ARTICLE AD BOX
Jakarta, leopardtricks.com - Indonesia sedang merampungkan pembangunan ekosistem pabrik baterai kendaraan listrik (Electric Vehicle/EV), nan diklaim terbesar di Asia. Untuk mengembangkan ekosistem itu, dibutuhkan pelengkap komponen-komponen bahan baku.
Indonesia sendiri, menjadi salah satu negara penghasil nikel terbesar di Dunia. Namun satu komoditas itu tak cukup untuk membentuk ekosistem baterai EV, dibutuhkan produksi pertambangan strategis seperti lithium.
Direktur Utama IBC Toto Nugroho mengungkapkan Indonesia sendiri sejatinya sudah mempunyai keseluruhan bahan kreator sel baterai, namun hanya lithium nan belum tersedia. Meski begitu, pihaknya bakal memenuhi kebutuhan tersebut melalui pasokan dari negara tetangga Indonesia seperti Australia.
Walaupun memang, lanjut Toto, jumlah lithium nan dibutuhkan tidak terlalu besar, hanya 7% dari keseluruhan komponen sel baterai. "Jadi jika lithium itu, sekarang kan nan ada itu banyak dari Australia, sama dari Amerika Selatan.

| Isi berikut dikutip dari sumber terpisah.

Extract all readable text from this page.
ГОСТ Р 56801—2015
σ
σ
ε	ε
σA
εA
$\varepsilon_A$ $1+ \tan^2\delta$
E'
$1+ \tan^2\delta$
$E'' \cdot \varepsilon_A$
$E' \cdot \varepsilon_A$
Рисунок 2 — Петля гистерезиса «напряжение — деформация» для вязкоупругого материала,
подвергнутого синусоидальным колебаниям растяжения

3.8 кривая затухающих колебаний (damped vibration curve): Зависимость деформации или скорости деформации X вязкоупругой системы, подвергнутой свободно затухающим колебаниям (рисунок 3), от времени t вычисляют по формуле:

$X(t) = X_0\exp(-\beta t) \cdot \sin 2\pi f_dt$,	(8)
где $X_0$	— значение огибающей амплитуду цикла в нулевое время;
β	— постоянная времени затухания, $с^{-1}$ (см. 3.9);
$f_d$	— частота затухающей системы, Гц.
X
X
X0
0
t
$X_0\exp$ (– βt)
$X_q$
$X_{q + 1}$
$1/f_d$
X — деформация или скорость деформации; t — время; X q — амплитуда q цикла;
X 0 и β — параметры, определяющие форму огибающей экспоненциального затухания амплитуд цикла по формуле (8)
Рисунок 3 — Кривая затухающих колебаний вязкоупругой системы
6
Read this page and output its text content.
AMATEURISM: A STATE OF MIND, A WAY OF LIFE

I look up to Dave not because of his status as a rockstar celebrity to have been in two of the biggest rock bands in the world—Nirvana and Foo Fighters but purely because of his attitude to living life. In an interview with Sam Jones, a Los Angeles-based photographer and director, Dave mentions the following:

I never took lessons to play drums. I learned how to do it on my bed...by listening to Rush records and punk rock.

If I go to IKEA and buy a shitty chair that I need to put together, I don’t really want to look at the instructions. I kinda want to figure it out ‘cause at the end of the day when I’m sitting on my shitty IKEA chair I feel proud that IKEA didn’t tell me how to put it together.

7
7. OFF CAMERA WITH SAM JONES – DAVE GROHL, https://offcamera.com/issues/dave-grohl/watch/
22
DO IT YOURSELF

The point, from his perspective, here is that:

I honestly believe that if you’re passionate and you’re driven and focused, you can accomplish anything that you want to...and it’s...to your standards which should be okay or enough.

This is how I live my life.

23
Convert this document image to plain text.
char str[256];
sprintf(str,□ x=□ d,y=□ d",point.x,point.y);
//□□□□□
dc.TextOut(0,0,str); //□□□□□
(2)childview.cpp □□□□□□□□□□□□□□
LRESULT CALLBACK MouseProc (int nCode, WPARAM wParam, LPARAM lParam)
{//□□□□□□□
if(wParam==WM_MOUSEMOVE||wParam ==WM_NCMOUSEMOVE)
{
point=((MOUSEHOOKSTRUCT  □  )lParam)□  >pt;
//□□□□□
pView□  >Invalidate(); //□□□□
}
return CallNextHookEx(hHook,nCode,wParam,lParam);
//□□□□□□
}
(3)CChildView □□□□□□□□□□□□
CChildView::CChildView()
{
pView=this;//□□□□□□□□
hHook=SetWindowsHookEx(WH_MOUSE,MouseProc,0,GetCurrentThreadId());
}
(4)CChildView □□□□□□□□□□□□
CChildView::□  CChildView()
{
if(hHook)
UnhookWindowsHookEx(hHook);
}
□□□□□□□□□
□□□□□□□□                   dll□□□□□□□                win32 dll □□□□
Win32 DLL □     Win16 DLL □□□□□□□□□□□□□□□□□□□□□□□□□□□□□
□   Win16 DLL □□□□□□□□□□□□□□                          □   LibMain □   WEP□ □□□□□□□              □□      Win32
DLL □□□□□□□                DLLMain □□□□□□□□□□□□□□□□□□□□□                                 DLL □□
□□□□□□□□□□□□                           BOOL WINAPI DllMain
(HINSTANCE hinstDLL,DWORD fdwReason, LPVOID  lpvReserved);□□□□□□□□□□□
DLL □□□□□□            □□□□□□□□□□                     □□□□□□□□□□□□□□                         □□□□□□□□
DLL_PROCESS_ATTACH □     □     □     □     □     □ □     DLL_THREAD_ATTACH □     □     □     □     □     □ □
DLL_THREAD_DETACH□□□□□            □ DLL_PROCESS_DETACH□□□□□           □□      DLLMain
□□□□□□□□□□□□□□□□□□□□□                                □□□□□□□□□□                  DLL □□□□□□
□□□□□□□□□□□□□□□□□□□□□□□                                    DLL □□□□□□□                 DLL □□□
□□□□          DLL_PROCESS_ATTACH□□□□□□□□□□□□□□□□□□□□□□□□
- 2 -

Tapi lithium itu hanya 7% dari si baterainya secara benar-benar," katanya saat ditemui di Artha Industrial Hill (AIH) & Karawang New Industry City (KNIC), Karawang, Jawa Barat, dikutip Jumat (4/7/2025).
Indonesia sendiri, lanjut Toto, sebenarnya mempunyai kesempatan untuk bisa memproduksi lithium dalam negeri ialah berasal dari air dari sumber panas bumi (brine geothermal). Namun belum tereksplorasi lebih lanjut.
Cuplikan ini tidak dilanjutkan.